Executing queue with cron-job

A "cron-job" refers to a script that runs on the server with time intervals.

For this to become reality you must ideally have a cron-job set up. This assumes you are running on Unix architecture of some sort. The crontab is often edited by crontab -e and you should insert a line like this:

* * * * * vendor/bin/typo3 crawler:buildQueue <startpage> <configurationKeys> > /dev/null

This will run the script every minute. You should try to run the script on the command line first to make sure it runs without any errors. If it doesn't output anything it was successful.

You will need to have a user called "_cli_" and you must have PHP installed as a CGI script as well in /usr/bin/.

The user "_cli_" is created by the framework on demand if it does not exist at the first command line call.

Make sure that the user "_cli_" has admin-rights.

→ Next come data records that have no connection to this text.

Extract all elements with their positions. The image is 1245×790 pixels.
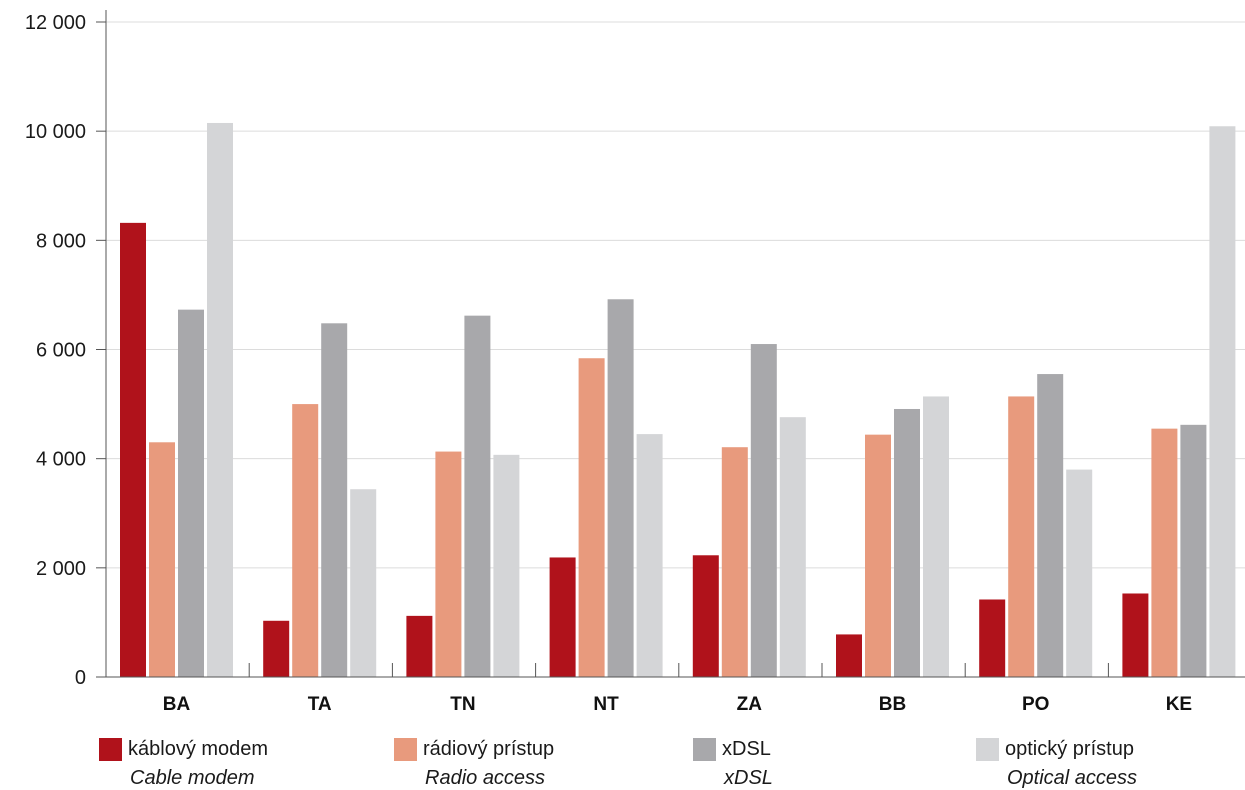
y-tick-label: 4 000 (36, 449, 86, 471)
legend: káblový modem Cable modem rádiový prístu… (0, 734, 1245, 789)
bar-ba-series-2 (178, 309, 204, 677)
legend-label: káblový modem (128, 738, 269, 760)
axes (96, 10, 1245, 678)
legend-label: rádiový prístup (423, 738, 555, 760)
y-tick-label: 12 000 (25, 12, 86, 34)
bar-nt-series-0 (549, 557, 576, 677)
bar-ke-series-1 (1151, 428, 1178, 677)
bar-po-series-3 (1066, 469, 1093, 677)
bar-tn-series-0 (406, 615, 433, 677)
legend-sublabel: Cable modem (130, 767, 255, 789)
bar-bb-series-1 (865, 434, 891, 677)
y-tick-label: 6 000 (36, 340, 86, 362)
y-tick-label: 10 000 (25, 121, 86, 143)
bar-po-series-0 (979, 599, 1006, 677)
bar-nt-series-2 (607, 299, 634, 677)
bar-ba-series-0 (120, 222, 146, 677)
bar-ke-series-3 (1209, 126, 1236, 678)
bar-ke-series-0 (1122, 593, 1149, 677)
legend-swatch-xdsl (693, 738, 716, 761)
legend-sublabel: Optical access (1007, 767, 1138, 789)
bar-za-series-0 (692, 555, 719, 677)
bar-bb-series-2 (894, 408, 920, 677)
bar-ba-series-3 (207, 122, 233, 677)
legend-swatch-optical-access (976, 738, 999, 761)
bar-bb-series-0 (836, 634, 862, 677)
bar-po-series-1 (1008, 396, 1035, 677)
legend-swatch-cable-modem (99, 738, 122, 761)
y-tick-labels: 0 2 000 4 000 6 000 8 000 10 000 12 000 (25, 12, 86, 689)
y-tick-label: 8 000 (36, 230, 86, 252)
bar-bb-series-3 (923, 396, 949, 677)
bar-za-series-1 (721, 447, 748, 677)
bar-tn-series-3 (493, 454, 520, 677)
bar-ke-series-2 (1180, 424, 1207, 677)
bar-ta-series-2 (321, 323, 348, 677)
x-category-label: NT (593, 694, 619, 715)
legend-swatch-radio-access (394, 738, 417, 761)
x-category-label: BA (163, 694, 191, 715)
legend-sublabel: xDSL (724, 767, 773, 789)
bar-za-series-2 (750, 344, 777, 677)
bar-tn-series-1 (435, 451, 462, 677)
x-category-label: ZA (737, 694, 763, 715)
legend-sublabel: Radio access (425, 767, 546, 789)
legend-label: xDSL (722, 738, 771, 760)
y-tick-label: 0 (75, 667, 86, 689)
bar-nt-series-3 (636, 434, 663, 677)
x-category-label: BB (879, 694, 906, 715)
legend-label: optický prístup (1005, 738, 1134, 760)
bar-ta-series-3 (350, 489, 377, 677)
bars (120, 122, 1236, 678)
x-category-label: TN (450, 694, 475, 715)
bar-ta-series-1 (292, 404, 319, 677)
bar-tn-series-2 (464, 315, 491, 677)
bar-nt-series-1 (578, 358, 605, 677)
x-category-label: KE (1166, 694, 1192, 715)
x-category-label: TA (308, 694, 332, 715)
bar-ta-series-0 (263, 620, 290, 677)
bar-za-series-3 (779, 417, 806, 677)
bar-ba-series-1 (149, 442, 175, 677)
x-category-labels: BA TA TN NT ZA BB PO KE (163, 694, 1192, 715)
x-category-label: PO (1022, 694, 1049, 715)
bar-po-series-2 (1037, 374, 1064, 677)
y-tick-label: 2 000 (36, 558, 86, 580)
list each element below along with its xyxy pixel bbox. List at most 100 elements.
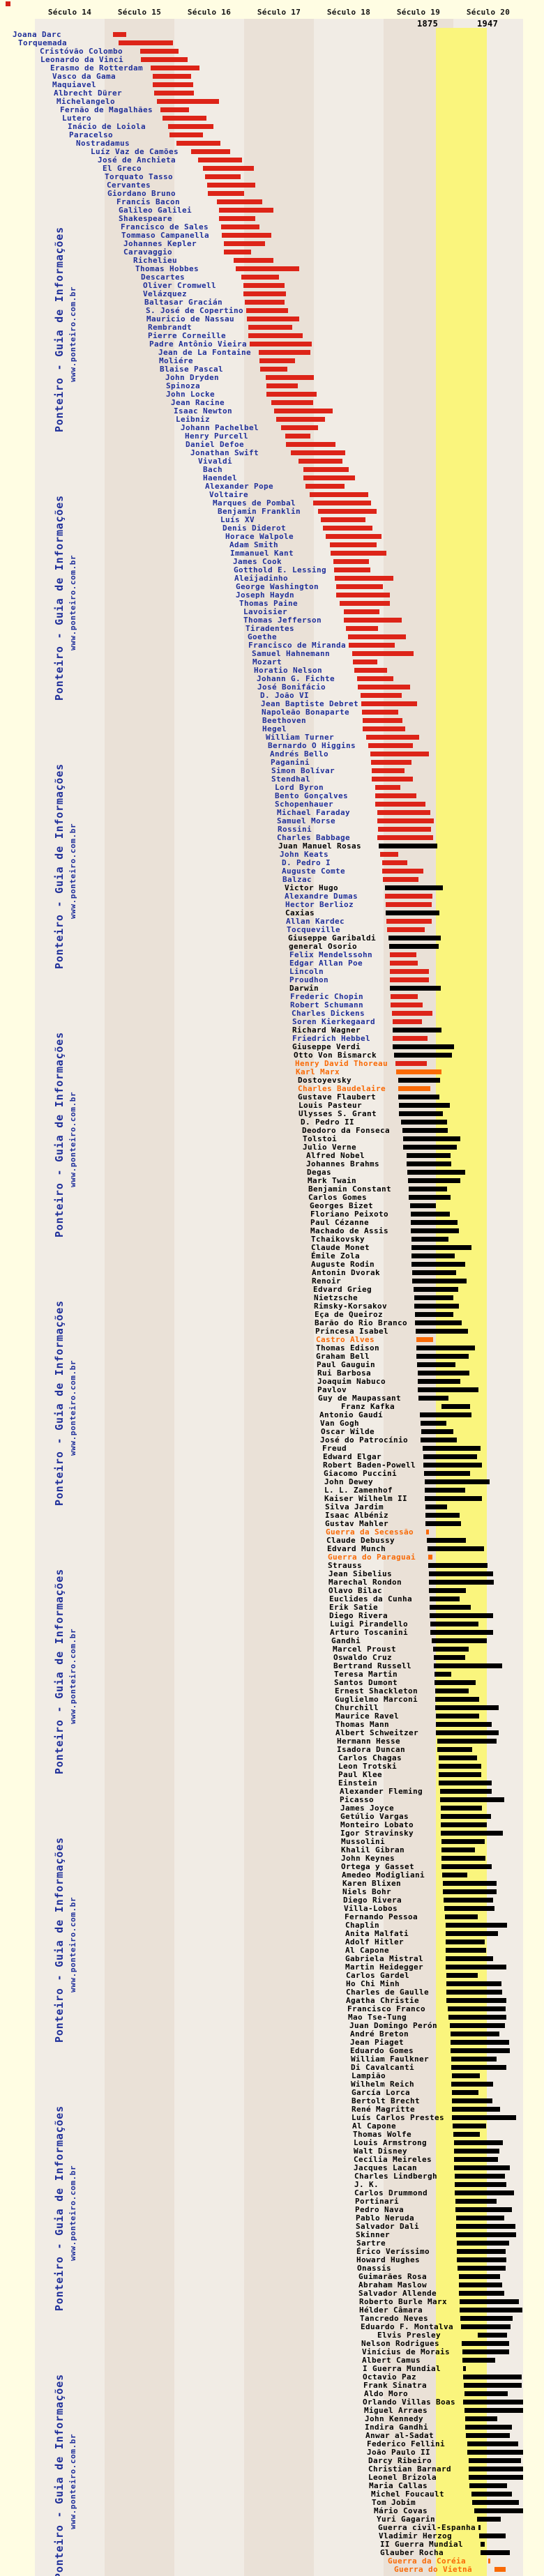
person-name: I Guerra Mundial <box>363 2364 441 2373</box>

In the CLI status menu of the Site Crawler info module you can see the status:

Status page in the backend

Status page in the backend

This is how it looks just after you ran the script. (You can also see the full path to the script in the bottom - this is the path to the script as you should use it on the command line / in the crontab)

If the cron-script stalls there is a default delay of 1 hour before a new process will announce the old one dead and run a new one. If a cron-script takes more than 1 minute and thereby overlaps the next process, the next process will NOT start if it sees that the "lock- file" exists (unless that hour has passed).

The reason why it works like this is to make sure that overlapping calls to the crawler CLI script will not run parallel processes. So the second call will just exit if it finds in the status file that the process is already running. But of course a crashed script will fail to set the status to "end" and hence this situation can occur.